M. Aoun a reçu à ce sujet "un appel téléphonique du vice‑président américain JD Vance, du principal conseiller du président américain Jared Kushner et du Premier ministre qatari, Cheikh Mohammed ben Abdelrahmane al-Thani", a précisé la présidence libanaise.

L'entretien a porté sur "la consolidation du cessez-le-feu au Liban, l'arrêt de l'escalade militaire israélienne et les mesures à prendre à cet égard, y compris la possibilité de former une cellule à cette fin", selon la même source.

Cette cellule constituera "le premier test réel", a commenté le ministre iranien des Affaires étrangères, Abbas Araghchi.

De son côté, M. Vance a affirmé lundi que ce "mécanisme" était destiné à faire en sorte que "lorsque quelque chose se passe, cela ne se dégénère pas en escalade de plus grande ampleur".

"Nous pensons (...) que nous pouvons parvenir à une situation dans laquelle la souveraineté et l'intégrité territoriale du Liban est protégée, comme la sécurité d'Israël", a ajouté le vice-président américain à l'issue des pourparlers en Suisse.

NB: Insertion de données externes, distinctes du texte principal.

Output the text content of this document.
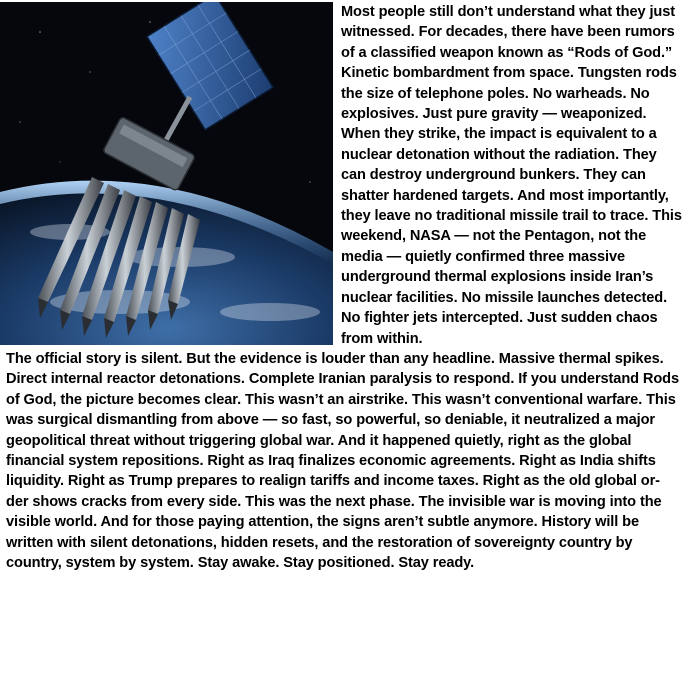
Most people still don’t understand what they just witnessed. For decades, there have been rumors of a classified weapon known as “Rods of God.” Kinetic bombardment from space. Tungsten rods the size of telephone poles. No warheads. No explosives. Just pure gravity — weaponized. When they strike, the impact is equivalent to a nuclear detonation without the radiation. They can destroy underground bunkers. They can shatter hardened targets. And most importantly, they leave no traditional missile trail to trace. This weekend, NASA — not the Pentagon, not the media — quietly confirmed three massive underground thermal explosions inside Iran’s nuclear facilities. No missile launches detected. No fighter jets intercepted. Just sudden chaos from within.

The official story is silent. But the evidence is louder than any headline. Massive thermal spikes. Direct internal reactor detonations. Complete Iranian paralysis to respond. If you understand Rods of God, the picture becomes clear. This wasn’t an airstrike. This wasn’t conventional warfare. This was surgical dismantling from above — so fast, so powerful, so deniable, it neutralized a major geopolitical threat without triggering global war. And it happened quietly, right as the global financial system repositions. Right as Iraq finalizes economic agreements. Right as India shifts liquidity. Right as Trump prepares to realign tariffs and income taxes. Right as the old global or-der shows cracks from every side. This was the next phase. The invisible war is moving into the visible world. And for those paying attention, the signs aren’t subtle anymore. History will be written with silent detonations, hidden resets, and the restoration of sovereignty country by country, system by system. Stay awake. Stay positioned. Stay ready.
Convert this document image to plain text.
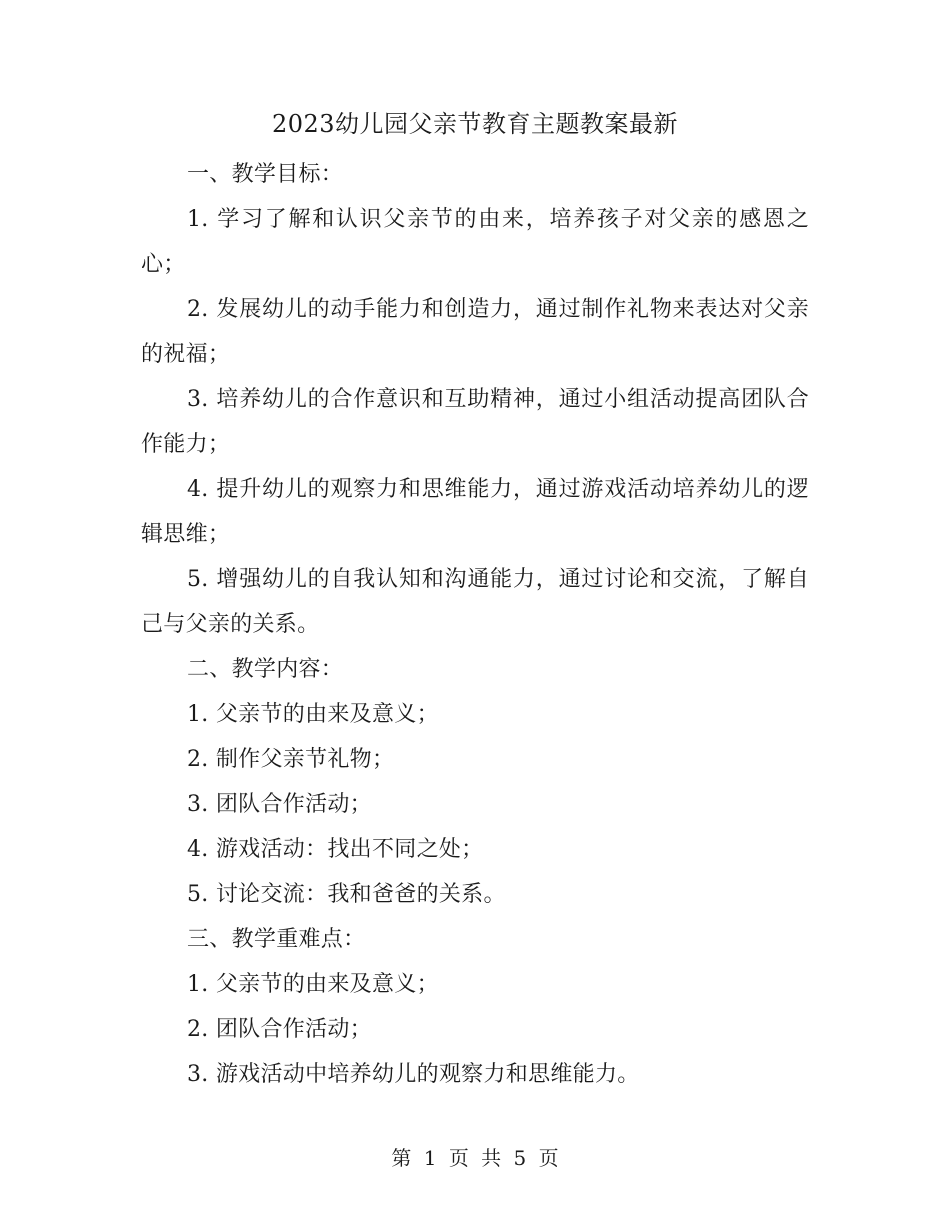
2023幼儿园父亲节教育主题教案最新

一、教学目标：

1. 学习了解和认识父亲节的由来，培养孩子对父亲的感恩之心；

2. 发展幼儿的动手能力和创造力，通过制作礼物来表达对父亲的祝福；

3. 培养幼儿的合作意识和互助精神，通过小组活动提高团队合作能力；

4. 提升幼儿的观察力和思维能力，通过游戏活动培养幼儿的逻辑思维；

5. 增强幼儿的自我认知和沟通能力，通过讨论和交流，了解自己与父亲的关系。

二、教学内容：

1. 父亲节的由来及意义；

2. 制作父亲节礼物；

3. 团队合作活动；

4. 游戏活动：找出不同之处；

5. 讨论交流：我和爸爸的关系。

三、教学重难点：

1. 父亲节的由来及意义；

2. 团队合作活动；

3. 游戏活动中培养幼儿的观察力和思维能力。

第 1 页 共 5 页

"Cela va nécessiter une certaine coordination avec les forces armées libanaises, et aussi que les Iraniens maîtrisent le Hezbollah", a-t-il avancé.

Des affrontements meurtriers entre Israël et le Hezbollah ont eu lieu vendredi et samedi au Liban, faisant vaciller le protocole d'accord irano-américain qui prévoit la fin des hostilités sur tous les fronts.

"Nous négocions pour nous-mêmes" 

Le Liban connaît désormais une accalmie, confirmée lundi par le porte-parole du secrétaire général de l'ONU Antonio Guterres. Dimanche "a été le premier jour depuis la reprise des hostilités le 2 mars au Liban" où les Casques Bleus "n'ont pas détecté des tirs ou des interceptions", a affirmé Stéphane Dujarric, selon qui ce calme "s'est poursuivi ce (lundi) matin".

Le Premier ministre israélien Benjamin Netanyahu a toutefois prévenu lundi que les soldats déployés dans le sud du Liban "disposent d'une liberté d'action totale pour neutraliser toute menace directe ou potentielle à leur encontre ou à l'encontre des habitants du nord" d'Israël.

"L'armée israélienne ne fait l'objet d'aucune restriction sur cette question", a ajouté M. Netanyahu, selon un communiqué de son bureau.

L'entente pour créer une cellule de crise, qui n'inclut pas Israël, intervient à la veille de nouvelles discussions directes à Washington entre le Liban et Israël, qui n'entretiennent pas de relations diplomatiques.

Il s'agira de la cinquième session depuis le début de la guerre entre le Hezbollah et Israël le 2 mars.

Le mouvement chiite a attaqué Israël pour venger la mort le 28 février du guide suprême iranien Ali Khamenei, dans l'offensive américano-israélienne. Les frappes israéliennes de représailles ont fait plus de 4.000 morts.

Une trêve, théoriquement en vigueur depuis le 17 avril, n'a jamais été respectée.

"Nous négocions pour nous-mêmes, et n'acceptons pas qu'une autre partie négocie pour nous", a insisté Joseph Aoun lundi.

"Nous accueillons toute aide venant de tout pays pour mettre fin à la guerre (...) mais il y a une grande différence entre oeuvrer à nous aider et s'ingérer dans nos affaires internes", a-t-il rappelé, dans une allusion à l'Iran, qui a longtemps exercé une forte influence au Liban à travers le Hezbollah.

Beyrouth, qui s'est employé au cours des derniers mois à dissocier les dossiers libanais et iranien, pousse en faveur de la réussite des pourparlers de Washington, auxquels s'oppose le Hezbollah, afin de mettre fin à la guerre et de déterminer l'avenir des relations entre les deux pays.